WSW’er draagt steentje bij aan bedrijfsleven
„Als je een nare dag hebt”, zegt consulent Anke van de Boom van !GO voor mensenwerk, „en je kijkt naar Michael, dan voel je je zo weer happy. Het geeft een goed gevoel hoor, om Michael in dienst te hebben.”
Van de Boom (26) begeleidt WSW’ers: mensen met een arbeidshandicap –lichamelijk, verstandelijk of psychisch– die via de sociale werkvoorziening (sw) werken. Mensen zoals Michael Tavenier (20), die nu een halfjaar bij sw-bedrijf !GO in Oosterhout in dienst is (zie kader). Ja, hij heeft een beperking. Hij is snel moe, praat moeilijk. Maar hij wil werken, en heeft een motivatie om u tegen te zeggen, aldus zijn consulent. „Daar zouden werknemers zonder arbeidsbeperking een voorbeeld aan kunnen nemen.”
„De markt schreeuwt om mensen”, zegt Sandra Klerx, manager mensontwikkeling bij !GO. „Onze medewerkers kunnen echt wat betekenen voor het bedrijfsleven en de maatschappij.”
Het kan zijn dat er voor één job drie WSW’ers nodig zijn. Dat vraagt wat organisatie en extra begeleiding, maar brengt ook enthousiasme en hoop met zich mee, betogen de mensen van !GO. Ze volgen daarom de berichten over bezuinigingen op de voet.

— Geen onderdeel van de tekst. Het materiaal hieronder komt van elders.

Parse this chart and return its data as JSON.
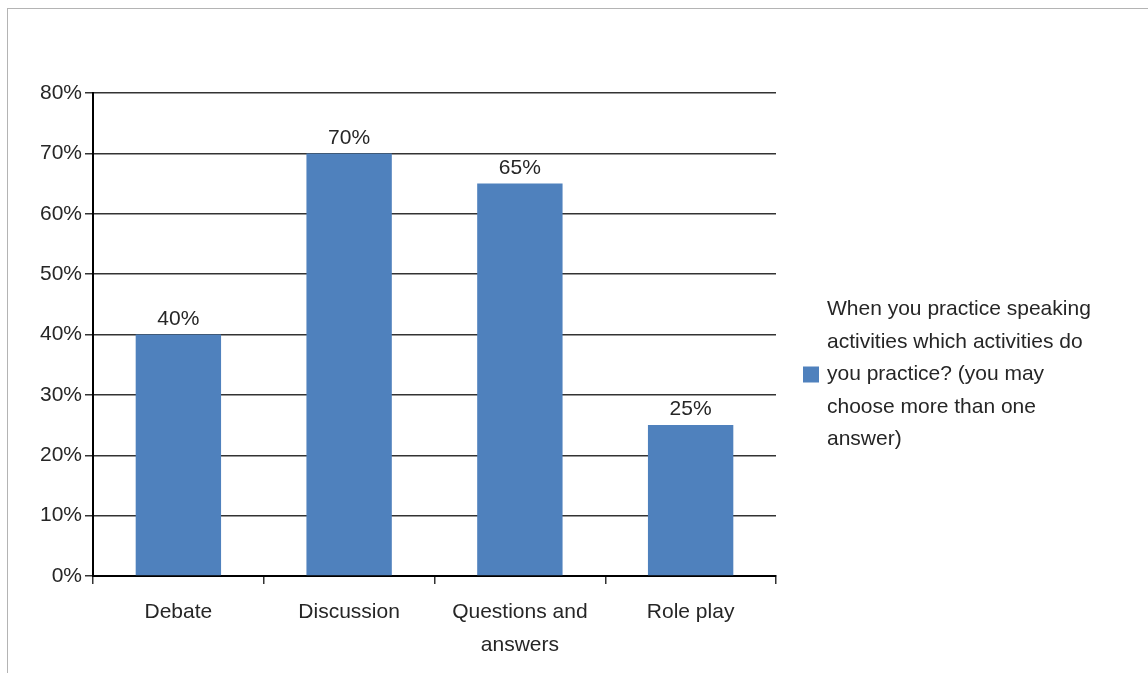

Het kabinet wil de komende jaren circa 30.000 minder mensen toelaten tot de sociale werkvoorziening, oftewel sw-bedrijven. De subsidie voor de arbeidsplaatsen binnen die organisaties gaat daarom fors omlaag. Nu werken er nog zo’n 100.000 mensen met lichamelijke, verstandelijke of psychische beperkingen bij de sociale werkvoorziening.
„De oplossing is niet dat je deze mensen in een doos in het weiland opbergt en zegt: Ga daar maar werken”, zei premier Rutte (VVD) onlangs in een debat met Roemer (SP). Het kabinet wil mensen met een arbeidsbeperking juist aan het werk proberen te krijgen bij reguliere bedrijven.
Gouden ketenen
Ruttes opvatting dat het goed is om mensen met een beperking vaker te laten meedraaien in gewone bedrijven, wordt ook gedeeld door Frans Nijhuis, hoogleraar aan de Universiteit Maastricht en specialist op het terrein van arbeid voor mensen met een vlekje. „Dat kan allemaal best wat beter. De sociale werkvoorziening, die zou moeten fungeren als een springplank naar de arbeidsmarkt, was in de afgelopen jaren te vaak een fuik. Een gevangenis met gouden ketenen.”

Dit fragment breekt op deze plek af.